The Olin College robot had twelve control axis, with twelve high power motor amplifiers, twelve encoder channels and twelve potentiometer interfaces. The system required a variety of other interfaces to switches, strain gauges, accelerometers, gyroscopes and other sensors. Commercially available hardware lacked the necessary safety features, channel density, and throughput. Using PC/104 boards would need half a dozen boards and still require custom external circuitry.

Bolton Engineering implemented a low-latency Firewire based system that allowed a tethered computer to control the robot with a 2KHz update rate with less than 250uS latency, more than sufficient to intricately model and control balance and movement. The system was implemented as a multi-board set.

Power Control Board

The original robot design was difficult to power-up and debug. The large number of motors and amplifiers presented essentially a short-circuit to the high power 48V system power supply.

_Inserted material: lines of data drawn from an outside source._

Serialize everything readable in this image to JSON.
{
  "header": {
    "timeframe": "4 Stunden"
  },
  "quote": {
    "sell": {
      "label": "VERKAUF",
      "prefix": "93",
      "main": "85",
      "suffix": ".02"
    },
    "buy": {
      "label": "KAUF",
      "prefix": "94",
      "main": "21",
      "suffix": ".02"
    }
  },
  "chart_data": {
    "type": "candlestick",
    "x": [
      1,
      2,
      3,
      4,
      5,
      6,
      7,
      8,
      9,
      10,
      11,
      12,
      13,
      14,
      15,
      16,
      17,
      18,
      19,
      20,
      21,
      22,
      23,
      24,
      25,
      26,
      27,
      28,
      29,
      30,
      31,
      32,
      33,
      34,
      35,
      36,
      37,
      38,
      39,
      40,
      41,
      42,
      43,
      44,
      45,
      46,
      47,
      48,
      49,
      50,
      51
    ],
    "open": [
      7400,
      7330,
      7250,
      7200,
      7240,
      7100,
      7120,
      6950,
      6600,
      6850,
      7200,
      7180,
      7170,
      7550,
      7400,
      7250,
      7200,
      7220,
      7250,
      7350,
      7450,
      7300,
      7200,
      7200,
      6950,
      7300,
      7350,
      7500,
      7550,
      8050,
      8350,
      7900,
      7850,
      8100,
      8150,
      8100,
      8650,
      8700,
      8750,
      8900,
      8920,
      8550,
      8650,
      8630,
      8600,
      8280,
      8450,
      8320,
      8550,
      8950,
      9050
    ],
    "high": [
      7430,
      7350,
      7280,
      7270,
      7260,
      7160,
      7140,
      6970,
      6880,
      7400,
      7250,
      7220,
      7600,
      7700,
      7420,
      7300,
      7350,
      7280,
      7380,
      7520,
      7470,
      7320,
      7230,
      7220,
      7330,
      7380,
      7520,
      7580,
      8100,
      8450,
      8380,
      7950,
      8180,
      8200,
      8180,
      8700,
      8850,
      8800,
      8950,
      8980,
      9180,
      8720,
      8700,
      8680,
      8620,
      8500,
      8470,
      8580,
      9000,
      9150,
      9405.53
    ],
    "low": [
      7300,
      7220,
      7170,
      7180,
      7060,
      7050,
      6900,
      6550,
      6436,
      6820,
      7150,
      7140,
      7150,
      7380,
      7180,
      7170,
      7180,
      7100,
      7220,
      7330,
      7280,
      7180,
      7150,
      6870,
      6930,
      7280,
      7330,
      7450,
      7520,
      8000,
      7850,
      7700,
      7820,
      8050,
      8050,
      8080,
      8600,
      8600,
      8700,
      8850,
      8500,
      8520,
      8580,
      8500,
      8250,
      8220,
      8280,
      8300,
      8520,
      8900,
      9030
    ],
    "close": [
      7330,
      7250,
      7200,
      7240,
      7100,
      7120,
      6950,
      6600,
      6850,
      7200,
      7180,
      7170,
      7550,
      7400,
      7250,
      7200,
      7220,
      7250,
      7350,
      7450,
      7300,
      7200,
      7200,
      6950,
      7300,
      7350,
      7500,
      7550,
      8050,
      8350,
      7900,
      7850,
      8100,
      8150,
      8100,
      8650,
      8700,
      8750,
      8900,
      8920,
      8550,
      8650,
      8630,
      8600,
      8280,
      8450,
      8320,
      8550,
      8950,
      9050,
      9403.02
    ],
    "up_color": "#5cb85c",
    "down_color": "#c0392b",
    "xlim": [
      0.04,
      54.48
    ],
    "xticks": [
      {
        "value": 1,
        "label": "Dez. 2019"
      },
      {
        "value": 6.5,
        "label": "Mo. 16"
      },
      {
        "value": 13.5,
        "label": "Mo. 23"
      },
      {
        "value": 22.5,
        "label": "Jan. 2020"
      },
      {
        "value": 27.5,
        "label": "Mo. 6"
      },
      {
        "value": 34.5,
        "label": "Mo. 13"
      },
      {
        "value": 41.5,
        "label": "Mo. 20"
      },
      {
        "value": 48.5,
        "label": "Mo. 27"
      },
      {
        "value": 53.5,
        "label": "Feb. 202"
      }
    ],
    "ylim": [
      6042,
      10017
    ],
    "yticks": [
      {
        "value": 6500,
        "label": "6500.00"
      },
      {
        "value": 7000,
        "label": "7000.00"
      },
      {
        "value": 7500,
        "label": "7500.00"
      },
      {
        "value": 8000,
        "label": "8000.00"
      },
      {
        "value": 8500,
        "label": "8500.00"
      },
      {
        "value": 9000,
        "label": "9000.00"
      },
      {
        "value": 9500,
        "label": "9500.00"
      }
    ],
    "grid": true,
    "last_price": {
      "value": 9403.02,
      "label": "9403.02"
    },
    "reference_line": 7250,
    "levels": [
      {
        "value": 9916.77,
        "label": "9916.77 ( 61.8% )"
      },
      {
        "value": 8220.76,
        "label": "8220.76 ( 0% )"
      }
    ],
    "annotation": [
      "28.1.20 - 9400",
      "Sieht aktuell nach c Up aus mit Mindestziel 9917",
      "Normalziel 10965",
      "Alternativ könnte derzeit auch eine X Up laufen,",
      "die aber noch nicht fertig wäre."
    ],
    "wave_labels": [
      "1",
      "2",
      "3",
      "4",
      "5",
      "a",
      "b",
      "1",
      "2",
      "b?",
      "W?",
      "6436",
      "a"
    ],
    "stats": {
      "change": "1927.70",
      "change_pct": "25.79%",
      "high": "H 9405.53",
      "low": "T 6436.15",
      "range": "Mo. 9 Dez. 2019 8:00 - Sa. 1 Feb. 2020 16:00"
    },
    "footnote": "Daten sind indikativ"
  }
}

Bolton Engineering Inc implemented two eight-channel power sequencing cards to limit system inrush current and to act as circuit breakers in the event of catastrophic system failures. Each motor amplifier had its own sequencer and current-limiting circuitry. Having these boards greatly simplified the system wiring and made the system much more stable during subsequent development.

Firewire, Analog and Digital I/O Card

The Robot required two Analog and Digital I/O cards to control all axis. Each card included six motor amplifier D/A converters and interfaces, six motor encoder interfaces, twenty-four general-purpose configurable instrumentation amplifier analog interfaces and A/D converters, and twenty-four general purpose digital inputs. All I/O incorporated ESD and EMI protection.

The Firewire link was controlled using an 8031 processor. A Texas Instruments (TI) Link Controller and PHY chip implemented the Firewire interface. An Intel/Altera Cyclone FPGA implemented the many on-board registers, a high speed link to the Firewire controller, the motor encoder interfaces, and a variety of safety features. A Firewire pass-through port was implemented so that the Firewire connection could be daisy-chained and only one Firewire cable needed to be run between the Robot and the control PC.

Project Scope

Bolton Engineering designed all schematics, the circuit boards, wrote and simulated all hardware in Intel/Altera Cyclone FPGAs, wrote all documentation, constructed the boards, wrote the embedded Firewire software in ‘C’ and Linux Firewire driver code.

Bi-Pedal Research Robot

Professor Gill Pratt at Franklin W. Olin College of Engineering hired Bolton Engineering, Inc. to develop a custom high-speed, low-latency interface between his multi-axis bi-pedal robot, and a control computer. Bolton Engineering constructed three boards to replace student-designed boards that had proven to be noisy and unreliable.